A parallel-controlled phase 3 showed Poherdy, also known as HLX11, matched up to Perjeta on efficacy and safety as a neoadjuvant therapy in HER2-positive early breast cancer, earning the biosimilar its “interchangeable” tag, according to the agency.
It’s not clear if Organon can immediately launch Poherdy. In its second-quarter earnings report (PDF) in July, Roche said it expects to face the first U.S. Perjeta biosimilars in 2026 as primary patents of the drug had expired in the second quarter earlier this year. The Roche drug won its original FDA approval in 2012.
Roche and its U.S. subsidiary Genentech brought a patent infringement lawsuit against Henlius and Organon in August, asserting arguments around a laundry list of patents on Perjeta. Organon did not immediately respond to Fierce Pharma’s inquiry.
Even before Perjeta’s eventual loss of exclusivity, sales of the drug have been in decline thanks to Roche’s efforts to switch patients to its Perjeta-Herceptin fixed-dose combination called Phesgo.
In the first nine months of 2025, Perjeta sales were down 13% year over year to 2.3 billion Swiss francs ($2.9 billion), whereas Phesgo sales jumped 54% to 1.8 billion Swiss francs.

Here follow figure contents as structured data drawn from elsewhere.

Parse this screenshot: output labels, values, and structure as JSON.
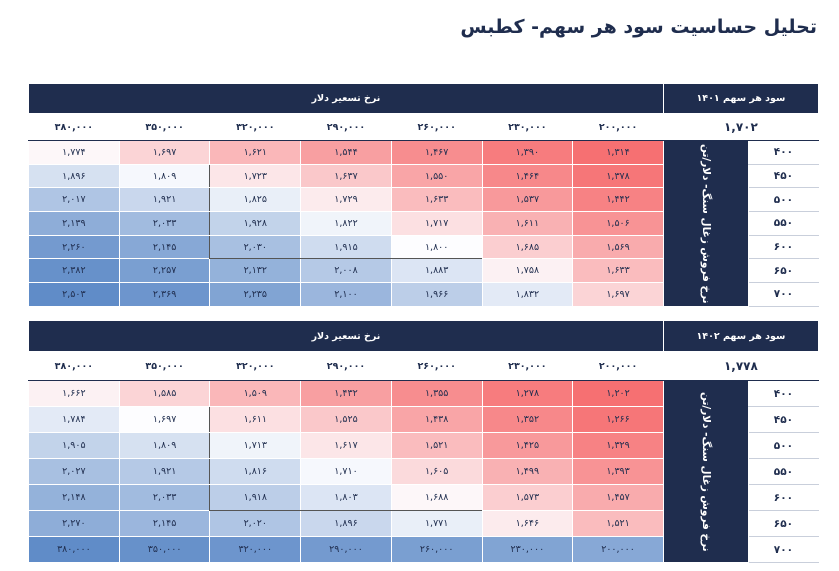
{
  "title": "تحلیل حساسیت سود هر سهم- کطبس",
  "tables": [
    {
      "eps_label": "سود هر سهم ۱۴۰۱",
      "eps_value": "۱,۷۰۲",
      "column_group": "نرخ تسعیر دلار",
      "row_group": "نرخ فروش زغال سنگ- دلار/تن",
      "columns": [
        "۲۰۰,۰۰۰",
        "۲۳۰,۰۰۰",
        "۲۶۰,۰۰۰",
        "۲۹۰,۰۰۰",
        "۳۲۰,۰۰۰",
        "۳۵۰,۰۰۰",
        "۳۸۰,۰۰۰"
      ],
      "rows": [
        {
          "label": "۴۰۰",
          "cells": [
            "۱,۳۱۴",
            "۱,۳۹۰",
            "۱,۴۶۷",
            "۱,۵۴۴",
            "۱,۶۲۱",
            "۱,۶۹۷",
            "۱,۷۷۴"
          ]
        },
        {
          "label": "۴۵۰",
          "cells": [
            "۱,۳۷۸",
            "۱,۴۶۴",
            "۱,۵۵۰",
            "۱,۶۳۷",
            "۱,۷۲۳",
            "۱,۸۰۹",
            "۱,۸۹۶"
          ]
        },
        {
          "label": "۵۰۰",
          "cells": [
            "۱,۴۴۲",
            "۱,۵۳۷",
            "۱,۶۳۳",
            "۱,۷۲۹",
            "۱,۸۲۵",
            "۱,۹۲۱",
            "۲,۰۱۷"
          ]
        },
        {
          "label": "۵۵۰",
          "cells": [
            "۱,۵۰۶",
            "۱,۶۱۱",
            "۱,۷۱۷",
            "۱,۸۲۲",
            "۱,۹۲۸",
            "۲,۰۳۳",
            "۲,۱۳۹"
          ]
        },
        {
          "label": "۶۰۰",
          "cells": [
            "۱,۵۶۹",
            "۱,۶۸۵",
            "۱,۸۰۰",
            "۱,۹۱۵",
            "۲,۰۳۰",
            "۲,۱۴۵",
            "۲,۲۶۰"
          ]
        },
        {
          "label": "۶۵۰",
          "cells": [
            "۱,۶۳۳",
            "۱,۷۵۸",
            "۱,۸۸۳",
            "۲,۰۰۸",
            "۲,۱۳۲",
            "۲,۲۵۷",
            "۲,۳۸۲"
          ]
        },
        {
          "label": "۷۰۰",
          "cells": [
            "۱,۶۹۷",
            "۱,۸۳۲",
            "۱,۹۶۶",
            "۲,۱۰۰",
            "۲,۲۳۵",
            "۲,۳۶۹",
            "۲,۵۰۳"
          ]
        }
      ]
    },
    {
      "eps_label": "سود هر سهم ۱۴۰۲",
      "eps_value": "۱,۷۷۸",
      "column_group": "نرخ تسعیر دلار",
      "row_group": "نرخ فروش زغال سنگ- دلار/تن",
      "columns": [
        "۲۰۰,۰۰۰",
        "۲۳۰,۰۰۰",
        "۲۶۰,۰۰۰",
        "۲۹۰,۰۰۰",
        "۳۲۰,۰۰۰",
        "۳۵۰,۰۰۰",
        "۳۸۰,۰۰۰"
      ],
      "rows": [
        {
          "label": "۴۰۰",
          "cells": [
            "۱,۲۰۲",
            "۱,۲۷۸",
            "۱,۳۵۵",
            "۱,۴۳۲",
            "۱,۵۰۹",
            "۱,۵۸۵",
            "۱,۶۶۲"
          ]
        },
        {
          "label": "۴۵۰",
          "cells": [
            "۱,۲۶۶",
            "۱,۳۵۲",
            "۱,۴۳۸",
            "۱,۵۲۵",
            "۱,۶۱۱",
            "۱,۶۹۷",
            "۱,۷۸۴"
          ]
        },
        {
          "label": "۵۰۰",
          "cells": [
            "۱,۳۲۹",
            "۱,۴۲۵",
            "۱,۵۲۱",
            "۱,۶۱۷",
            "۱,۷۱۳",
            "۱,۸۰۹",
            "۱,۹۰۵"
          ]
        },
        {
          "label": "۵۵۰",
          "cells": [
            "۱,۳۹۳",
            "۱,۴۹۹",
            "۱,۶۰۵",
            "۱,۷۱۰",
            "۱,۸۱۶",
            "۱,۹۲۱",
            "۲,۰۲۷"
          ]
        },
        {
          "label": "۶۰۰",
          "cells": [
            "۱,۴۵۷",
            "۱,۵۷۳",
            "۱,۶۸۸",
            "۱,۸۰۳",
            "۱,۹۱۸",
            "۲,۰۳۳",
            "۲,۱۴۸"
          ]
        },
        {
          "label": "۶۵۰",
          "cells": [
            "۱,۵۲۱",
            "۱,۶۴۶",
            "۱,۷۷۱",
            "۱,۸۹۶",
            "۲,۰۲۰",
            "۲,۱۴۵",
            "۲,۲۷۰"
          ]
        },
        {
          "label": "۷۰۰",
          "cells": [
            "۲۰۰,۰۰۰",
            "۲۳۰,۰۰۰",
            "۲۶۰,۰۰۰",
            "۲۹۰,۰۰۰",
            "۳۲۰,۰۰۰",
            "۳۵۰,۰۰۰",
            "۳۸۰,۰۰۰"
          ]
        }
      ]
    }
  ]
}
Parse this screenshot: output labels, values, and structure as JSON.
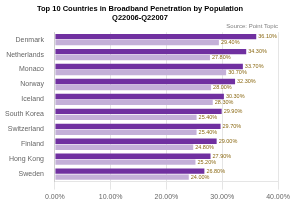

More Perjeta biosimilars could be on their way. Sandoz just announced a deal licensing global commercial rights to EirGenix’s proposed pertuzumab product, excluding certain countries in Asia.
Meanwhile, the biosimilar market may be poised for a renaissance. In recent draft guidance, the FDA said it’s taking steps to reduce clinical testing burdens for biosimilars and to categorize all approved biosimilars as “interchangeable” without requirements for switching studies. The new measures, according to FDA Commissioner Martin Makary, M.D., would cut the average development cost for biosimilars in half.